É bom que se exiba a fragilidade, “tantas vezes vai o cântaro à fonte…”, até o poder, os impérios são periclitantes e daí se falar nos gigantes com pés de barro.

O que mais aprecio nestas exposições é que cada um tem completa alforria para ver e interpretar como lhe apetece. Por mim, no espaço preambular, senti-me bem a ver aquelas bilhas (pequenas talhas?) a apontar para o rio, tomo o código como uma sinalização do lugar, a olaria não vive sem a água, estes artífices vêm da noite dos tempos, os objetos que hoje produzem vão da utilidade para medidas, vasos de jardim, peças que adornam a cantaria, que sei eu, até o trabalho artístico e logo nos assalta a memória a Rosa Ramalho, o Mistério, o José Franco.

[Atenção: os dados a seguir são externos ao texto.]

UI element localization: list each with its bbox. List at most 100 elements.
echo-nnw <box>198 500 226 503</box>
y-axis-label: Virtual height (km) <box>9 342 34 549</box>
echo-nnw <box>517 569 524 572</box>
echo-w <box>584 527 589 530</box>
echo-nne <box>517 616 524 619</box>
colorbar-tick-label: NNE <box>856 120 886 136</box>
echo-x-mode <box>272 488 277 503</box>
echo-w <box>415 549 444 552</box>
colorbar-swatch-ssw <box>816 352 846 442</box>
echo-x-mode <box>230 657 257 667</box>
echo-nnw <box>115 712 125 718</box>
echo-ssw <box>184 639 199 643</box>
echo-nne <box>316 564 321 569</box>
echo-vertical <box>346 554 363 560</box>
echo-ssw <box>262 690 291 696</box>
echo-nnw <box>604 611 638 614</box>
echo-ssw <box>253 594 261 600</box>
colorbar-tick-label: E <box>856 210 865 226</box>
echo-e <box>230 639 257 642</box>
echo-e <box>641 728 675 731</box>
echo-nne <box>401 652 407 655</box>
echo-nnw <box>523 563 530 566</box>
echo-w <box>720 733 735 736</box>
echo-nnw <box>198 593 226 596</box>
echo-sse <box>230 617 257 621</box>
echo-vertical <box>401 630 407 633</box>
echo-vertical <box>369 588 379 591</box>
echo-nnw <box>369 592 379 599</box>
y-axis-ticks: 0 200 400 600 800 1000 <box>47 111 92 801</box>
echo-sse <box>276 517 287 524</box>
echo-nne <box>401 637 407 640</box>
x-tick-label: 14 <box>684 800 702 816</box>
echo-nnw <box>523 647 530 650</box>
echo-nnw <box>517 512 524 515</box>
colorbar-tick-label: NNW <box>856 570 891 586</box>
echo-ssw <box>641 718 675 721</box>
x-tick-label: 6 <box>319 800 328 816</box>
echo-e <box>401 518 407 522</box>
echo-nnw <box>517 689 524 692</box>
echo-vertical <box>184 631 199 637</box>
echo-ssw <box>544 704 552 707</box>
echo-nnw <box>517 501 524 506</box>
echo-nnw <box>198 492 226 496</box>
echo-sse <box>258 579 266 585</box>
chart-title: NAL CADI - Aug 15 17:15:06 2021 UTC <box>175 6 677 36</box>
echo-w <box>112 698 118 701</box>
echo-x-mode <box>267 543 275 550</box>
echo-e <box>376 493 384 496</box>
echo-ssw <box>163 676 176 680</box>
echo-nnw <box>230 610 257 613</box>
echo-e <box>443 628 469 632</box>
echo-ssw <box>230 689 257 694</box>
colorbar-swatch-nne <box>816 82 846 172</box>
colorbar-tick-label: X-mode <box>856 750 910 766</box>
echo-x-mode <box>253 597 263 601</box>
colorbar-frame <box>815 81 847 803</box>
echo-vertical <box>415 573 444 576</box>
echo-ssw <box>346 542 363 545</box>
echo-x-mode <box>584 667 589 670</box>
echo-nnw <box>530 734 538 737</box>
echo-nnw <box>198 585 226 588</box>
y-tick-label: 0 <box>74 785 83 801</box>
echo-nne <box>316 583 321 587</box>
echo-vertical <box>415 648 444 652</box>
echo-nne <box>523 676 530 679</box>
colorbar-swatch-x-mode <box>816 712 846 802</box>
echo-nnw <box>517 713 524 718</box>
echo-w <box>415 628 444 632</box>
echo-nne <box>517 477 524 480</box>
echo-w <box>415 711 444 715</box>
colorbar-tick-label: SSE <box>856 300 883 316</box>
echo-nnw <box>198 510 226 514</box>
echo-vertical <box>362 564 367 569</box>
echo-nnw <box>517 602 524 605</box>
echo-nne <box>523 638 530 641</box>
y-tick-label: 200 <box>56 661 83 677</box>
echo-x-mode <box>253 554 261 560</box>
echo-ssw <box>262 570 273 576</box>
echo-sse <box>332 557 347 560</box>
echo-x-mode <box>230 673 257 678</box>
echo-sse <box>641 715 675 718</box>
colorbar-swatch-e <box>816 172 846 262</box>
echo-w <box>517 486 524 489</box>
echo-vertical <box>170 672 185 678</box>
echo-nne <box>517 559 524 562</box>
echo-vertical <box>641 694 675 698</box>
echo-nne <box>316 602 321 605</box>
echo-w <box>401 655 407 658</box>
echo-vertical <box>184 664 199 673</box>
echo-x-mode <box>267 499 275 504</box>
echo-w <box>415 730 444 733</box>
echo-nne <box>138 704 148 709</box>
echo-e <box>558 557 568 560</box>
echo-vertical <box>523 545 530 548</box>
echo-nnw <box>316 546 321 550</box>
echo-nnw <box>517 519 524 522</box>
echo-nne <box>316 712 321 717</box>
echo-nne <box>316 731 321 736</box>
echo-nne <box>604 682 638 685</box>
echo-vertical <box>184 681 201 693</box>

Estes artífices que tenham orgulho com o seu bilhete de identidade, lembrem-se de Rafael Bordalo Pinheiro que andou pelas Caldas da Rainha a fabricar obras geniais, do útil ao decorativo, divertindo-se à grande com o Zé Povinho, os ataques a John Bull, tudo quanto saía da sua fábrica podia albergar-se em casa de gente pobre, de grandes burgueses, de peralvilhos endinheirados, aristocratas. E se há imagem que mais me conforta o espírito são as mãos no barro, o íntimo movimento da criação que vai do informe ao objeto, as mãos embebidas nessa mesma criação, parece que delas emana a carne viva da inspiração.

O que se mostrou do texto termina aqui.